The pseudocode for the result would be something like:

``````A = spzeros_lazy(n,m)

for i in 1:n
for j in 1:m
A[i,j] = rand()
end
end

lazy_sparse_constructor!(A)
``````

// the goal is not to be the most performant, just performant && easy to code

1 Like

Simple enough to code:

``````using SparseArrays

struct LazySparse{T, TV <: AbstractVector{T}, TI <: Integer, TVI <: AbstractVector{TI}}
I::TVI
J::TVI
V::TV
m::TI
n::TI
end
LazySparse{T}(m::TI, n::TI) where {T, TI} = LazySparse(TI[], TI[], T[], m, n)

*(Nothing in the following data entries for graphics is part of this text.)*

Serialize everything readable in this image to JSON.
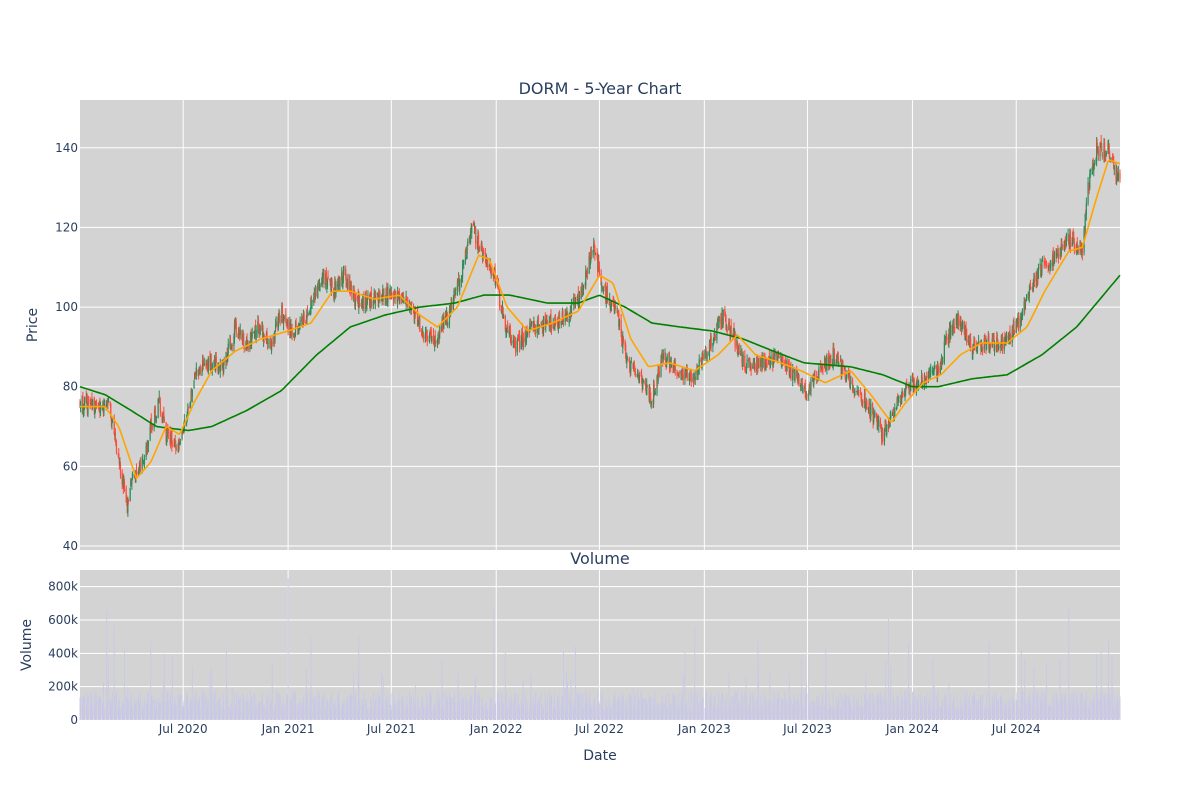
{
  "title": "DORM - 5-Year Chart",
  "colors": {
    "plot_bg": "#d3d3d3",
    "grid": "#ffffff",
    "up": "#2e8b57",
    "down": "#ff4b3a",
    "ma_short": "#ffa500",
    "ma_long": "#008000",
    "volume": "#c9c9e6",
    "text": "#2a3f5f"
  },
  "chart_data": [
    {
      "type": "candlestick",
      "title": "DORM - 5-Year Chart",
      "ylabel": "Price",
      "ylim": [
        39,
        152
      ],
      "yticks": [
        40,
        60,
        80,
        100,
        120,
        140
      ],
      "xlim": [
        "2020-01-02",
        "2024-12-30"
      ],
      "grid": true,
      "series_price_anchors": [
        [
          "2020-01-02",
          76
        ],
        [
          "2020-02-10",
          74
        ],
        [
          "2020-02-20",
          77
        ],
        [
          "2020-03-10",
          62
        ],
        [
          "2020-03-25",
          50
        ],
        [
          "2020-04-01",
          56
        ],
        [
          "2020-04-20",
          60
        ],
        [
          "2020-05-05",
          70
        ],
        [
          "2020-05-20",
          76
        ],
        [
          "2020-06-01",
          68
        ],
        [
          "2020-06-20",
          65
        ],
        [
          "2020-07-10",
          74
        ],
        [
          "2020-07-25",
          84
        ],
        [
          "2020-08-15",
          86
        ],
        [
          "2020-09-10",
          85
        ],
        [
          "2020-10-01",
          95
        ],
        [
          "2020-10-20",
          90
        ],
        [
          "2020-11-10",
          95
        ],
        [
          "2020-12-01",
          90
        ],
        [
          "2020-12-20",
          99
        ],
        [
          "2021-01-10",
          93
        ],
        [
          "2021-02-05",
          99
        ],
        [
          "2021-03-01",
          108
        ],
        [
          "2021-03-20",
          104
        ],
        [
          "2021-04-10",
          108
        ],
        [
          "2021-05-01",
          101
        ],
        [
          "2021-06-01",
          102
        ],
        [
          "2021-07-01",
          104
        ],
        [
          "2021-08-01",
          101
        ],
        [
          "2021-08-25",
          94
        ],
        [
          "2021-09-15",
          92
        ],
        [
          "2021-10-10",
          98
        ],
        [
          "2021-11-01",
          108
        ],
        [
          "2021-11-20",
          120
        ],
        [
          "2021-12-10",
          113
        ],
        [
          "2021-12-28",
          109
        ],
        [
          "2022-01-15",
          96
        ],
        [
          "2022-02-05",
          90
        ],
        [
          "2022-03-01",
          95
        ],
        [
          "2022-04-01",
          96
        ],
        [
          "2022-05-01",
          97
        ],
        [
          "2022-06-01",
          104
        ],
        [
          "2022-06-20",
          115
        ],
        [
          "2022-07-10",
          104
        ],
        [
          "2022-08-01",
          98
        ],
        [
          "2022-08-20",
          85
        ],
        [
          "2022-09-10",
          83
        ],
        [
          "2022-10-01",
          77
        ],
        [
          "2022-10-20",
          88
        ],
        [
          "2022-11-15",
          84
        ],
        [
          "2022-12-10",
          82
        ],
        [
          "2023-01-05",
          88
        ],
        [
          "2023-02-01",
          98
        ],
        [
          "2023-02-20",
          93
        ],
        [
          "2023-03-15",
          85
        ],
        [
          "2023-04-10",
          86
        ],
        [
          "2023-05-10",
          87
        ],
        [
          "2023-06-10",
          83
        ],
        [
          "2023-07-01",
          78
        ],
        [
          "2023-07-20",
          84
        ],
        [
          "2023-08-15",
          88
        ],
        [
          "2023-09-10",
          82
        ],
        [
          "2023-10-01",
          78
        ],
        [
          "2023-10-20",
          74
        ],
        [
          "2023-11-10",
          68
        ],
        [
          "2023-11-25",
          72
        ],
        [
          "2023-12-20",
          80
        ],
        [
          "2024-01-20",
          82
        ],
        [
          "2024-02-15",
          84
        ],
        [
          "2024-03-01",
          92
        ],
        [
          "2024-03-20",
          97
        ],
        [
          "2024-04-15",
          90
        ],
        [
          "2024-05-10",
          91
        ],
        [
          "2024-06-10",
          91
        ],
        [
          "2024-07-01",
          95
        ],
        [
          "2024-07-20",
          102
        ],
        [
          "2024-08-15",
          110
        ],
        [
          "2024-09-10",
          113
        ],
        [
          "2024-10-01",
          117
        ],
        [
          "2024-10-25",
          114
        ],
        [
          "2024-11-05",
          131
        ],
        [
          "2024-11-20",
          140
        ],
        [
          "2024-12-10",
          139
        ],
        [
          "2024-12-30",
          131
        ]
      ],
      "ma_short_anchors": [
        [
          "2020-01-02",
          75
        ],
        [
          "2020-02-15",
          75
        ],
        [
          "2020-03-10",
          70
        ],
        [
          "2020-04-10",
          57
        ],
        [
          "2020-05-05",
          61
        ],
        [
          "2020-06-01",
          70
        ],
        [
          "2020-06-25",
          68
        ],
        [
          "2020-07-20",
          76
        ],
        [
          "2020-08-20",
          84
        ],
        [
          "2020-10-01",
          89
        ],
        [
          "2020-11-15",
          92
        ],
        [
          "2021-01-01",
          94
        ],
        [
          "2021-02-10",
          96
        ],
        [
          "2021-03-20",
          104
        ],
        [
          "2021-04-20",
          104
        ],
        [
          "2021-06-01",
          102
        ],
        [
          "2021-07-15",
          103
        ],
        [
          "2021-08-20",
          98
        ],
        [
          "2021-09-20",
          95
        ],
        [
          "2021-10-25",
          100
        ],
        [
          "2021-12-01",
          113
        ],
        [
          "2021-12-20",
          112
        ],
        [
          "2022-01-20",
          100
        ],
        [
          "2022-02-25",
          94
        ],
        [
          "2022-04-10",
          96
        ],
        [
          "2022-05-25",
          99
        ],
        [
          "2022-07-01",
          108
        ],
        [
          "2022-07-25",
          106
        ],
        [
          "2022-08-25",
          92
        ],
        [
          "2022-09-25",
          85
        ],
        [
          "2022-11-01",
          86
        ],
        [
          "2022-12-15",
          84
        ],
        [
          "2023-01-25",
          88
        ],
        [
          "2023-02-28",
          93
        ],
        [
          "2023-04-01",
          88
        ],
        [
          "2023-05-15",
          86
        ],
        [
          "2023-06-20",
          84
        ],
        [
          "2023-08-01",
          81
        ],
        [
          "2023-09-15",
          84
        ],
        [
          "2023-10-20",
          78
        ],
        [
          "2023-11-25",
          71
        ],
        [
          "2023-12-20",
          76
        ],
        [
          "2024-01-20",
          81
        ],
        [
          "2024-02-20",
          83
        ],
        [
          "2024-03-25",
          88
        ],
        [
          "2024-05-01",
          91
        ],
        [
          "2024-06-15",
          91
        ],
        [
          "2024-07-20",
          95
        ],
        [
          "2024-08-20",
          104
        ],
        [
          "2024-10-01",
          114
        ],
        [
          "2024-10-25",
          115
        ],
        [
          "2024-11-20",
          128
        ],
        [
          "2024-12-10",
          137
        ],
        [
          "2024-12-30",
          136
        ]
      ],
      "ma_long_anchors": [
        [
          "2020-01-02",
          80
        ],
        [
          "2020-02-15",
          78
        ],
        [
          "2020-04-01",
          74
        ],
        [
          "2020-05-15",
          70
        ],
        [
          "2020-07-10",
          69
        ],
        [
          "2020-08-20",
          70
        ],
        [
          "2020-10-20",
          74
        ],
        [
          "2020-12-20",
          79
        ],
        [
          "2021-02-20",
          88
        ],
        [
          "2021-04-20",
          95
        ],
        [
          "2021-06-20",
          98
        ],
        [
          "2021-08-20",
          100
        ],
        [
          "2021-10-20",
          101
        ],
        [
          "2021-12-10",
          103
        ],
        [
          "2022-01-25",
          103
        ],
        [
          "2022-04-01",
          101
        ],
        [
          "2022-05-25",
          101
        ],
        [
          "2022-07-01",
          103
        ],
        [
          "2022-08-15",
          100
        ],
        [
          "2022-10-01",
          96
        ],
        [
          "2022-11-20",
          95
        ],
        [
          "2023-01-15",
          94
        ],
        [
          "2023-03-10",
          92
        ],
        [
          "2023-05-01",
          89
        ],
        [
          "2023-06-25",
          86
        ],
        [
          "2023-09-15",
          85
        ],
        [
          "2023-11-10",
          83
        ],
        [
          "2024-01-01",
          80
        ],
        [
          "2024-02-15",
          80
        ],
        [
          "2024-04-15",
          82
        ],
        [
          "2024-06-15",
          83
        ],
        [
          "2024-08-15",
          88
        ],
        [
          "2024-10-15",
          95
        ],
        [
          "2024-12-30",
          108
        ]
      ]
    },
    {
      "type": "bar",
      "title": "Volume",
      "xlabel": "Date",
      "ylabel": "Volume",
      "ylim": [
        0,
        900000
      ],
      "yticks": [
        0,
        200000,
        400000,
        600000,
        800000
      ],
      "ytick_labels": [
        "0",
        "200k",
        "400k",
        "600k",
        "800k"
      ],
      "x_tick_labels": [
        "Jul 2020",
        "Jan 2021",
        "Jul 2021",
        "Jan 2022",
        "Jul 2022",
        "Jan 2023",
        "Jul 2023",
        "Jan 2024",
        "Jul 2024"
      ],
      "x_tick_dates": [
        "2020-07-01",
        "2021-01-01",
        "2021-07-01",
        "2022-01-01",
        "2022-07-01",
        "2023-01-01",
        "2023-07-01",
        "2024-01-01",
        "2024-07-01"
      ],
      "typical_volume": 130000,
      "volume_spikes": [
        [
          "2020-02-18",
          660000
        ],
        [
          "2020-03-02",
          570000
        ],
        [
          "2020-03-20",
          420000
        ],
        [
          "2020-05-05",
          470000
        ],
        [
          "2020-09-15",
          420000
        ],
        [
          "2021-01-01",
          850000
        ],
        [
          "2021-05-05",
          510000
        ],
        [
          "2021-12-28",
          670000
        ],
        [
          "2022-11-05",
          410000
        ],
        [
          "2022-12-15",
          560000
        ],
        [
          "2023-07-03",
          390000
        ],
        [
          "2023-11-20",
          610000
        ],
        [
          "2023-12-25",
          460000
        ],
        [
          "2024-07-10",
          420000
        ],
        [
          "2024-10-01",
          670000
        ],
        [
          "2024-12-10",
          480000
        ]
      ]
    }
  ]
}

function Base.setindex!(a::LazySparse, v, i, j)
push!(a.I, i)
push!(a.J, j)
push!(a.V, v)
return v
end
SparseArrays.sparse(a::LazySparse) = sparse(a.I, a.J, a.V, a.m, a.n)
``````

Example:

``````m = n = 2
A = LazySparse{Float64}(m, n)

for i in 1:m
for j in 1:n
A[i,j] = rand()
end
end

sparse(A)
``````
8 Likes

I guess now the question is can you make it smart?

By this, I mean is there a way to remove the explicit call to `sparse()`?

This would require:

1. enforcing any non-`setindex!` call to first call `sparse` and cache it
2. passing all calls to the cached matrix after the initial non-`setindex!` call

edit: another step could be to clear the cache every time a person calls `setindex!` (but that maybe shows why it’s not a good idea to make it smart)

You can just define the functions that you want to have materialize the sparse array which then call the `Base`/`LinearAlgebra` versions after a call to `sparse`. Metaprogramming can make life easier here. The second task can be achieved by memoizing the output of `sparse(::LazySparse)`. There is Memoize.jl or you can use Cassette for that. Would be interesting to see if there are any undesirable side effects to this proposal.